By John Mott Coffey, with News Mississippi affiliate WQNZ
NATCHEZ, Miss.–A divided Natchez Board of Aldermen on Tuesday adopted the city’s annual budget, a spending plan that’s two weeks late and has city officials uncertain whether it can be sustained. They face a cash-flow problem and also federal-state grants possibly being cut off as the city continues to be tardy in getting its financial accounts audited.
“I don’t feel confident in the budget at all,” said Alderman Joyce Arceneaux-Mathis, who voted against the measure for city government expenses to be paid through September 2015.
The board’s 4-2 vote to approve the $33.6 million budget allows City Hall to pay municipal employees and bills it hasn’t been authorized to do since the fiscal year started Oct. 1. However, the city faces a cash-flow crunch that prompted City Clerk Donnie Holloway to ask aldermen to approve getting a $800,000 loan.
The board didn’t consent to Holloway’s request with little explanation about it.
“What is it for? He didn’t give a reason why he needed it” Alderman Ricky Gray said after the meeting. “You have to have documentation why you need it.”
“It’s called cash flow,” Mayor Butch Brown told Gray earlier in the meeting in explaining the need to get a short-term loan to meet city payroll and other expenses until city property taxes are due to be paid in early 2015.
The budget adopted Tuesday projects the city for the fiscal year ending next September getting about $36.2 million in total revenues, which Brown noted would leave a surplus of about $2.6 million. Within that budget is the general fund, which pays the day-to-day costs of running the city with revenues of about $13.1 million and expenditures of $12.8 million.
Alderman Dan Dillard, who joined Arceneaux-Mathis in voting against the budget, pointed to various “contradictions” in budget documents prepared by the city clerk’s office that he said are “false and misleading.”
“Are you calling me a liar?” Holloway asked Dillard.
“I’m not calling him a liar. I’m just saying the documents are lying,” the alderman said after Tuesday’s four-hour meeting.
Brown, who oversaw the crafting of the budget with Holloway, has acknowledged the city’s bookkeeping is prone to mistakes and said Tuesday the budget remains a work in progress. “Once we adopt this budget, we will be looking at it again in late December and early January for any revisions that need to take place at that time,” the mayor said.
The city’s fiscal year that ended in September 2013 has not been audited because its financial accounts have not yet been straightened out enough for auditors to review. This means state or federal funds for the city could be shut off, Community Development Director James Johnston told the board.
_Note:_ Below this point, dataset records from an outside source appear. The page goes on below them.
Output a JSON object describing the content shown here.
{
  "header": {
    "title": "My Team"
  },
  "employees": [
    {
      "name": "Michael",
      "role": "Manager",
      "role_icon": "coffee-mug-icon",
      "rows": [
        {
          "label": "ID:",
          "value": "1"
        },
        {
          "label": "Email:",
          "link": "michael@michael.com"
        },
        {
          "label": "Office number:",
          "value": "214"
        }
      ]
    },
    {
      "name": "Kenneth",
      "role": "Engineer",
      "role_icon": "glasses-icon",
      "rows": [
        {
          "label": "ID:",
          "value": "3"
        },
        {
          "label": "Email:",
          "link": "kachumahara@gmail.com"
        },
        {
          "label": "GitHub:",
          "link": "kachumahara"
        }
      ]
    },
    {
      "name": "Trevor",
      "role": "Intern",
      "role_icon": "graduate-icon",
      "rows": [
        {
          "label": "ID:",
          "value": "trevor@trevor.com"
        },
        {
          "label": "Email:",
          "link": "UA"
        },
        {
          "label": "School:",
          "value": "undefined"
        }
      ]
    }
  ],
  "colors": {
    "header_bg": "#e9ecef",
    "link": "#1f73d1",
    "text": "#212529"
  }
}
“They can freeze funds,” said Johnston, who noted state agencies demand to know why past budgets have not been audited to ensure funds have been properly spent.
While Gray voted to approve the budget, he expressed concerns about the city administrators’ heavy reliance on special funds Natchez gets from leasing city-owned land by the river to Magnolia Bluffs Casino.
“The only good money we have is from the casino, and they keep tapping into that. If we don’t look out, we’re going to be drying it up,” Gray said.
With city administrators failing to meet the September deadline to have a budget ready for the Board of Aldermen’s approval by Oct. 1 – as set out in state law – the city has not been authorized to pay bills for two weeks. However, the twice-a-month paychecks for city employees due today should be distributed with the board’s adoption of the budget Tuesday.